Scenario	Type	Application status	Failover	Automatic resync
1	Member 2 fails.	Available (Members 1 and 3).	Automatic	Available.
2	Member 1 fails.	Available (Members 2 and 3).	Automatic.	Available.
3	Member 3 fails.	Available (Members 1 and 2).	Automatic.	Available.
4	Connection failure with one member.	Available (All the other members).	Automatic.	Available.
5	Connection failure between all members.	Available (Member 1.	Manual	Not available.
6	All Members fail.	Not available.	Not available.	Not available.

Examples

Scenario 1 - Member 2 fails

Application status: the application continues to run on members 1 and 3.
Failover: automatic
Member failure recovery: automatically performed when the instance is rebooted or regains connectivity.

Scenario 2 - Member 1 fails

Application status: the application continues to run on members 2 and 3
Failover: automatic
Member failure recovery: automatically performed when the instance is rebooted or regains connectivity.

Scenario 3 - Member 3 fails

Application status: the application continues to run on members 1 and 2.
Failover: automatic.
Member failure recovery: automatically performed when the instance is rebooted or regains connectivity.

Scenario 4 - Connection failure with one member

Application status: the application continues to run on the members still connected to the cluster.
Failover: automatic.
Member failure recovery: automatically performed when the instance is rebooted or regains connectivity.

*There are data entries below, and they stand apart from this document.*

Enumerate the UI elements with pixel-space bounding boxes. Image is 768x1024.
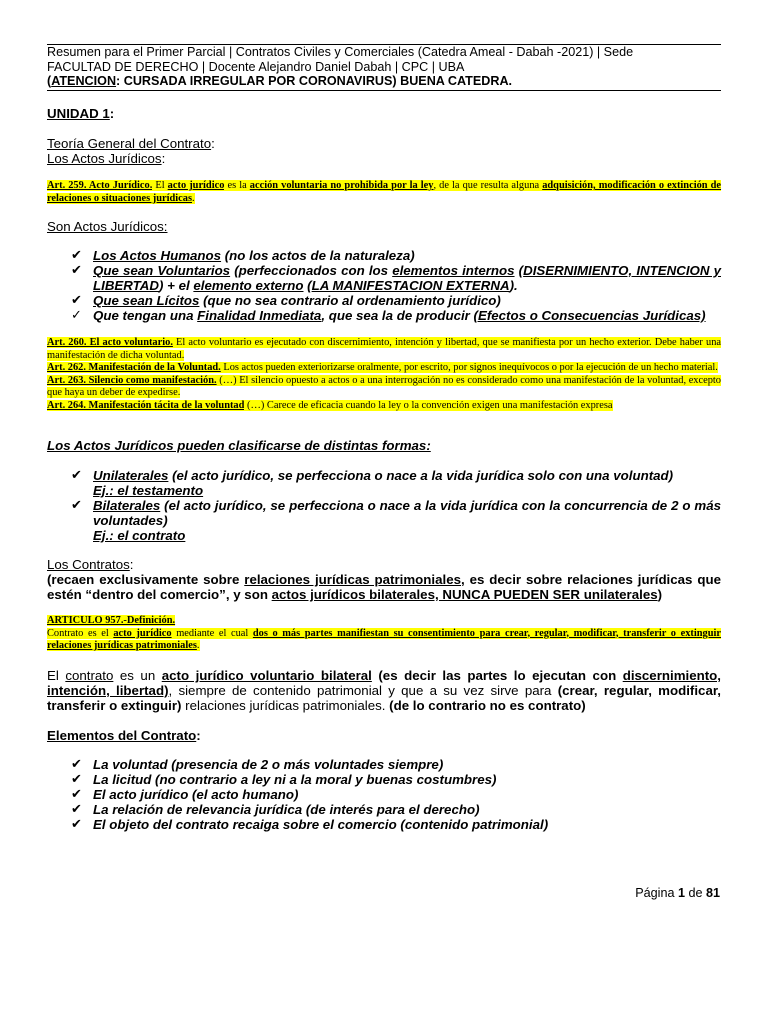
list-item: ✔ Los Actos Humanos (no los actos de la naturaleza) <box>71 248 415 263</box>
articles-260-264 <box>47 337 721 412</box>
check-icon: ✔ <box>71 248 82 263</box>
check-icon: ✔ <box>71 772 82 787</box>
definicion-paragraph: El contrato es un acto jurídico voluntario bilateral (es decir las partes lo ejecutan con discernimiento, intención, libertad), siempre de contenido patrimonial y que a su vez sirve para (crear, regular, modificar, transferir o extinguir) relaciones jurídicas patrimoniales. (de lo contrario no es contrato) <box>47 668 721 713</box>
list-item: ✔ El objeto del contrato recaiga sobre el comercio (contenido patrimonial) <box>71 817 549 832</box>
article-263: Art. 263. Silencio como manifestación. (…) El silencio opuesto a actos o a una interrogación no es considerado como una manifestación de la voluntad, excepto que haya un deber de expedirse. <box>47 374 721 398</box>
check-icon: ✔ <box>71 757 82 772</box>
list-item: ✔ Unilaterales (el acto jurídico, se perfecciona o nace a la vida jurídica solo con una voluntad) Ej.: el testamento <box>71 468 674 498</box>
article-260: Art. 260. El acto voluntario. El acto voluntario es ejecutado con discernimiento, intención y libertad, que se manifiesta por un hecho exterior. Debe haber una manifestación de dicha voluntad. <box>47 337 721 361</box>
list-item: ✔ La relación de relevancia jurídica (de interés para el derecho) <box>71 802 480 817</box>
section-heading-contratos: Los Contratos: <box>47 557 134 572</box>
check-icon: ✔ <box>71 293 82 308</box>
section-heading-son-actos: Son Actos Jurídicos: <box>47 219 168 234</box>
check-icon: ✔ <box>71 498 82 513</box>
list-item: ✓ Que tengan una Finalidad Inmediata, que sea la de producir (Efectos o Consecuencias Jurídicas) <box>71 308 706 323</box>
article-264: Art. 264. Manifestación tácita de la voluntad (…) Carece de eficacia cuando la ley o la convención exigen una manifestación expresa <box>47 399 613 411</box>
header-line-1: Resumen para el Primer Parcial | Contratos Civiles y Comerciales (Catedra Ameal - Dabah -2021) | Sede <box>47 45 634 59</box>
header-line-2: FACULTAD DE DERECHO | Docente Alejandro Daniel Dabah | CPC | UBA <box>47 59 465 74</box>
section-heading-clasificacion: Los Actos Jurídicos pueden clasificarse de distintas formas: <box>47 438 431 453</box>
list-item: ✔ Que sean Voluntarios (perfeccionados con los elementos internos (DISERNIMIENTO, INTENCION y LIBERTAD) + el elemento externo (LA MANIFESTACION EXTERNA). <box>71 263 721 293</box>
list-item: ✔ Bilaterales (el acto jurídico, se perfecciona o nace a la vida jurídica con la concurrencia de 2 o más voluntades) Ej.: el contrato <box>71 498 721 543</box>
elementos-list <box>47 757 721 832</box>
clasificacion-list <box>47 468 721 543</box>
check-icon: ✔ <box>71 263 82 278</box>
article-957: ARTICULO 957.-Definición. Contrato es el acto jurídico mediante el cual dos o más partes manifiestan su consentimiento para crear, regular, modificar, transferir o extinguir relaciones jurídicas patrimoniales. <box>47 615 722 651</box>
document-header <box>47 45 721 89</box>
check-icon: ✔ <box>71 468 82 483</box>
check-icon: ✔ <box>71 802 82 817</box>
list-item: ✔ Que sean Lícitos (que no sea contrario al ordenamiento jurídico) <box>71 293 501 308</box>
list-item: ✔ La licitud (no contrario a ley ni a la moral y buenas costumbres) <box>71 772 497 787</box>
unit-heading: UNIDAD 1: <box>47 106 115 121</box>
list-item: ✔ El acto jurídico (el acto humano) <box>71 787 299 802</box>
page-number: Página 1 de 81 <box>635 886 720 900</box>
check-icon: ✓ <box>71 308 82 323</box>
section-heading-teoria: Teoría General del Contrato: Los Actos Jurídicos: <box>47 136 215 166</box>
article-259: Art. 259. Acto Jurídico. El acto jurídico es la acción voluntaria no prohibida por la ley, de la que resulta alguna adquisición, modificación o extinción de relaciones o situaciones jurídicas. <box>47 180 722 204</box>
section-heading-elementos: Elementos del Contrato: <box>47 728 201 743</box>
check-icon: ✔ <box>71 817 82 832</box>
check-icon: ✔ <box>71 787 82 802</box>
son-actos-list <box>47 248 721 323</box>
list-item: ✔ La voluntad (presencia de 2 o más voluntades siempre) <box>71 757 444 772</box>
contratos-paragraph: (recaen exclusivamente sobre relaciones jurídicas patrimoniales, es decir sobre relaciones jurídicas que estén “dentro del comercio”, y son actos jurídicos bilaterales, NUNCA PUEDEN SER unilaterales) <box>47 572 721 602</box>
article-262: Art. 262. Manifestación de la Voluntad. Los actos pueden exteriorizarse oralmente, por escrito, por signos inequívocos o por la ejecución de un hecho material. <box>47 362 718 373</box>
header-bottom-rule <box>47 90 721 91</box>
header-line-3: (ATENCION: CURSADA IRREGULAR POR CORONAVIRUS) BUENA CATEDRA. <box>47 74 513 88</box>
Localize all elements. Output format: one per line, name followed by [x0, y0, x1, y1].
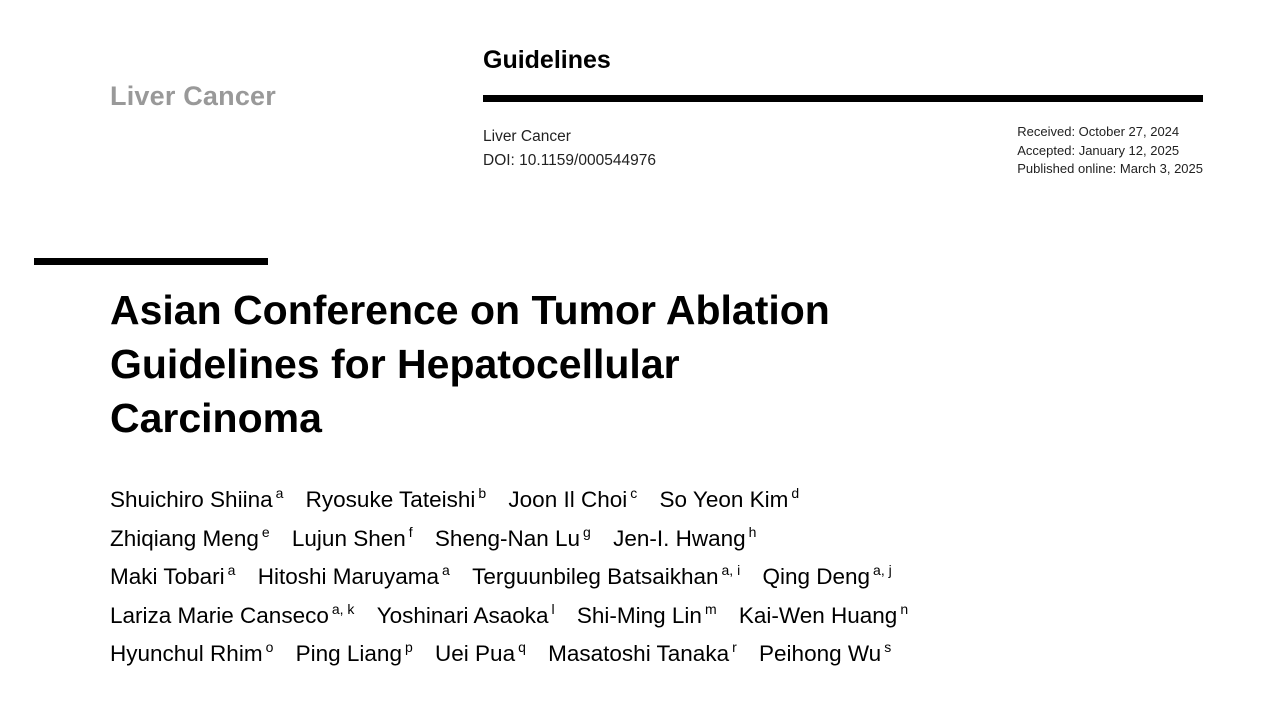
- author[interactable]: [258, 558, 450, 597]
- affiliation-marker: a, i: [721, 562, 741, 578]
- author-name: Peihong Wu: [759, 641, 882, 666]
- author-name: Lariza Marie Canseco: [110, 602, 329, 628]
- title-line: Carcinoma: [110, 395, 322, 441]
- author-name: Maki Tobari: [110, 564, 225, 589]
- affiliation-marker: g: [583, 523, 591, 540]
- author[interactable]: [508, 481, 637, 520]
- author-name: Jen-I. Hwang: [613, 525, 746, 551]
- author[interactable]: [577, 597, 717, 636]
- author[interactable]: [548, 635, 737, 674]
- affiliation-marker: l: [551, 600, 555, 617]
- author-name: Shi-Ming Lin: [576, 602, 702, 628]
- author[interactable]: [435, 635, 526, 674]
- affiliation-marker: f: [408, 523, 413, 540]
- affiliation-marker: a, j: [873, 562, 892, 578]
- section-label: Guidelines: [483, 46, 611, 74]
- author-name: Yoshinari Asaoka: [376, 602, 549, 628]
- affiliation-marker: s: [884, 639, 892, 655]
- author-line: [110, 481, 1110, 520]
- author-name: Kai-Wen Huang: [738, 602, 898, 628]
- title-line: Asian Conference on Tumor Ablation: [110, 287, 830, 333]
- author-name: Terguunbileg Batsaikhan: [472, 564, 719, 589]
- author-list: [110, 481, 1110, 674]
- author-name: Ryosuke Tateishi: [305, 487, 476, 512]
- author-name: Qing Deng: [762, 564, 871, 589]
- author-name: Hitoshi Maruyama: [257, 564, 440, 589]
- author-name: Shuichiro Shiina: [110, 487, 273, 512]
- author-line: [110, 597, 1110, 636]
- affiliation-marker: q: [518, 639, 526, 655]
- affiliation-marker: a: [275, 485, 284, 501]
- affiliation-marker: r: [732, 639, 737, 655]
- affiliation-marker: e: [261, 523, 270, 540]
- affiliation-marker: c: [630, 485, 638, 501]
- received-date: Received: October 27, 2024: [1017, 124, 1180, 139]
- author[interactable]: [613, 520, 756, 559]
- author[interactable]: [110, 597, 354, 636]
- author-line: [110, 635, 1110, 674]
- author[interactable]: [292, 520, 413, 559]
- author-name: Hyunchul Rhim: [110, 641, 263, 666]
- affiliation-marker: m: [704, 600, 717, 617]
- affiliation-marker: d: [791, 485, 800, 501]
- author[interactable]: [660, 481, 800, 520]
- header-rule: [483, 95, 1203, 102]
- author-name: Joon Il Choi: [508, 487, 628, 512]
- title-line: Guidelines for Hepatocellular: [110, 341, 680, 387]
- article-title: [110, 283, 970, 445]
- affiliation-marker: o: [265, 639, 274, 655]
- author[interactable]: [306, 481, 486, 520]
- author-line: [110, 558, 1110, 597]
- author[interactable]: [110, 481, 283, 520]
- author[interactable]: [759, 635, 891, 674]
- author-line: [110, 520, 1110, 559]
- author-name: Zhiqiang Meng: [110, 525, 259, 551]
- author-name: Ping Liang: [295, 641, 402, 666]
- published-date: Published online: March 3, 2025: [1017, 161, 1203, 176]
- affiliation-marker: p: [404, 639, 413, 655]
- author[interactable]: [110, 558, 235, 597]
- author[interactable]: [296, 635, 413, 674]
- author[interactable]: [739, 597, 908, 636]
- affiliation-marker: b: [478, 485, 487, 501]
- author-name: So Yeon Kim: [659, 487, 789, 512]
- doi-link[interactable]: DOI: 10.1159/000544976: [483, 152, 656, 169]
- accepted-date: Accepted: January 12, 2025: [1017, 142, 1180, 158]
- author[interactable]: [110, 520, 270, 559]
- journal-name: Liver Cancer: [483, 128, 571, 145]
- affiliation-marker: h: [748, 523, 757, 540]
- author-name: Uei Pua: [435, 641, 516, 666]
- author-name: Sheng-Nan Lu: [434, 525, 581, 551]
- article-meta: [483, 125, 656, 173]
- author-name: Lujun Shen: [291, 525, 406, 551]
- author[interactable]: [377, 597, 555, 636]
- author[interactable]: [472, 558, 740, 597]
- author[interactable]: [435, 520, 591, 559]
- author-name: Masatoshi Tanaka: [548, 641, 730, 666]
- affiliation-marker: a, k: [331, 600, 355, 617]
- publication-dates: [1017, 123, 1203, 179]
- author[interactable]: [762, 558, 891, 597]
- affiliation-marker: a: [227, 562, 236, 578]
- author[interactable]: [110, 635, 273, 674]
- title-rule: [34, 258, 268, 265]
- affiliation-marker: a: [442, 562, 450, 578]
- affiliation-marker: n: [900, 600, 909, 617]
- journal-brand: Liver Cancer: [110, 81, 276, 111]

Scenario 5 - Connection failure between all members

Application status: the application continues to run on the first member.
Failover: manual.
Member failure recovery: automatically performed when the instance is rebooted or regains connectivity.

Scenario 6 - All members fail

Application status: the application becomes unavailable.
Failover: not available.
Member failure recovery: contact Segura's support team to restore the members.
If all members fail simultaneously, use the master key and credential backup procedure.

Disaster recovery

Disaster Recovery (DR) is a structured set of policies and procedures designed to recover data or restore the Segura infrastructure in situations involving natural or logical disasters. DR provides clients with the capability to reconfigure Segura resources, utilizing an alternative environment when the recovery of the primary environment becomes impractical.

Data integrity during DR is directly impacted by the quality and speed of the connection, as well as the amount of data present in the cluster. If any of these variables fail to meet specific requirements, it can result in data loss, deactivation of the production environment, and activation of the DR environment.

Important

Manual intervention is required in case of hardware-related failures to restart and recover the system.

Hot-Spare Resources

Segura instances come equipped with hot-spare resources for maintaining high availability, including continuous monitoring and administrative URLs for supervising the operational status of each instance.

The use of these hot-spare features allows an automatic capability to switch between instances, ensuring that, in case of failure, workloads are efficiently redirected to operational instances

Internal Load Balancer

When implementing Segura, you have the flexibility to choose between using a proprietary load-balancer software or integrating Segura's native load balancer into your clustered environment.